I am a researcher at Google DeepMind in machine learning and robotics. Previously, I have been a postdoctoral researcher and PhD student at the Oxford Robotics Institute as well as a member of Oxford University’s New College. Prior visiting scholar positions include UC Berkeley (Prof Pieter Abbeel's group), ETH Zurich (Prof Jonas Buchli's group), and MIT (Prof Karl Iagnemma's group).
My collaborator's and my work has received multiple awards, including Best Student Paper at IROS 2016 and Best Conference Paper at GVSETS 2012. I have been involved in conference, workshop, and seminar organisation and teaching over last last decade including outreach chair at CoRL 2022, six iterations of the robot learning workshop at NeurIPS and summer school seminars at UZH 2022 on advances in transfer learning for RL.

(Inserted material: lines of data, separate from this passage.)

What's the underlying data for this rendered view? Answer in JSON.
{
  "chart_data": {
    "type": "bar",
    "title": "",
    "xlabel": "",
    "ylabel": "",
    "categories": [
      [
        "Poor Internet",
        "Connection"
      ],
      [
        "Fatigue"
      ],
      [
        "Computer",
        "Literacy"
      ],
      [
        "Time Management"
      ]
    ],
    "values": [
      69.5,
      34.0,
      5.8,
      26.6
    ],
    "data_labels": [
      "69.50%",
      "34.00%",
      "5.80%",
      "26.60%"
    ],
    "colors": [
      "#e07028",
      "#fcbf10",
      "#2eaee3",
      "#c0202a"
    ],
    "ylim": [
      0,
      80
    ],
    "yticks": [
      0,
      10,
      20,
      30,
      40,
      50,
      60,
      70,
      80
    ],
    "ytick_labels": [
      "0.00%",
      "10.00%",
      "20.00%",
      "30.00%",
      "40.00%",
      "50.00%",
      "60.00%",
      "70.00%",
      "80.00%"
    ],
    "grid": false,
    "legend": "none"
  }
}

My current research focuses on
Sequential Decision Making: Reinforcement & Imitation Learning: many exciting problems can be modeled as SDM including robot control and even the optimisation of LLMs/VLMs. I have spend quite a bit of time working on and thinking about abstractions, HRL, IRL, and related ideas (including their application at planetary 🌍 scale).
Large-Scale Transfer and Lifelong Learning: nature does not forget, so should our agents. Transfer underlies some of the most exciting agent capabilities as foundation models grow increasingly powerful and it becomes infeasible to regenerate all existing knowledge in individual experiments. We wrote about related ideas in our recent survey.
Robotics and Real-World Control: I'm passionate about algorithms leaving their digital world and affecting our physical one. This includes questions about sim2real for robotics, complex control systems, just fun robots, and rethinking our engineering workflows.
Simpler Machine Learning Algorithms: Simplicity is key for scientific progress, simpler methods accelerate understanding, lower the barrier of entry to research, and help future researchers to expand prior work (here are some related works).